The Knife of Never Letting Go (Chaos Walking #1) Setting

Where It All Goes Down

Prentisstown, the Countryside of the New World, Farbranch

We see a couple different settings in The Knife of Never Letting Go, so we're going to give you a tour of the highlights: the bad, the good, and the better.

Prentisstown

Imagine the worst day you've ever had. Now imagine that being every day. Okay, now you can imagine what it's like to live in Prentisstown.

Prentisstown is more about how you feel when you're there than what it physically looks like. And it is one Noisy, angry, womanless place. Todd hates "every minute of every day in my stupid, stinking life in this stupid, stinking town" (2.21). The fact that everyone is so unhappy is made way worse by Noise—you don't just hear your own unhappiness, but the unhappy noise of everyone else. It's enough to really bum a person out.

Basically, Prentisstown is the armpit of the New World. So even though Todd leaves it at the beginning, since the town is where he's been raised, it's responsible for all the anger he carries. The Prentisstown vibe taints everything it touches.

New World Swamp / Countryside

Most of Todd's journeys take him through the countryside of the New World. It's a nice break from all those settlements with their weird laws and quirks, and since so much of the book deals with society (and all the things that can go wrong with it), it's important that there's this neutral ground.

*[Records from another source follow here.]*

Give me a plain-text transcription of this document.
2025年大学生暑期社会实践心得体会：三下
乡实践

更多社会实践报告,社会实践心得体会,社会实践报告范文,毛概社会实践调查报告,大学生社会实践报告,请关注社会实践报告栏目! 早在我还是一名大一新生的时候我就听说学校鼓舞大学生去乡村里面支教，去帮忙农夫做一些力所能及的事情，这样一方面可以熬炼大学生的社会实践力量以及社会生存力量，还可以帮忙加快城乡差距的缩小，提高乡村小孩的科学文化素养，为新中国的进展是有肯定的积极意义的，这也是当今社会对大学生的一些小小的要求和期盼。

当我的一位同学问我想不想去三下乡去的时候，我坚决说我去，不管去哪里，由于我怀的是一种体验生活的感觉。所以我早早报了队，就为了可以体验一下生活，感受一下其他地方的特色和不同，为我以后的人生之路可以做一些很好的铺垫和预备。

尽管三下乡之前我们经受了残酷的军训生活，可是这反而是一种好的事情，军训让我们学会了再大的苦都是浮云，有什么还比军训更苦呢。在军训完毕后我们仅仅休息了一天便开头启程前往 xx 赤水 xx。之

Todd finds the countryside "all just life, going over itself, returning and cycling and eating itself to grow" (1.60). In other words, it's self sufficient and happy, without Noise and people ruining everything. He says there is "no sign of any kind of settlement or people except for the dusty road itself. Which is good in one way but weird in another" (20.52). To Todd, after all, the world as he knows it is meant for people to crowd and control. The countryside, then, offers him a new way of thinking about the world and how to live in it.

Farbranch

Farbranch is probably the golden child of the New World (well, until Mayor Prentiss flattens it to the ground). Todd, who's used to towns being like Prentisstown, says that "it feels like I've wandered right off New World into some whole other place altogether" (17.84) when he gets here. People aren't angry and they seem to get along pretty well—even with Noise. Compared to the Noise he's used to, it's "so heedless and safe-sounding to me that it feels like taking a bath in comparison to the black Noise I'm used to" (17.89). Todd's mind's a little bit blow, and that's only a good thing.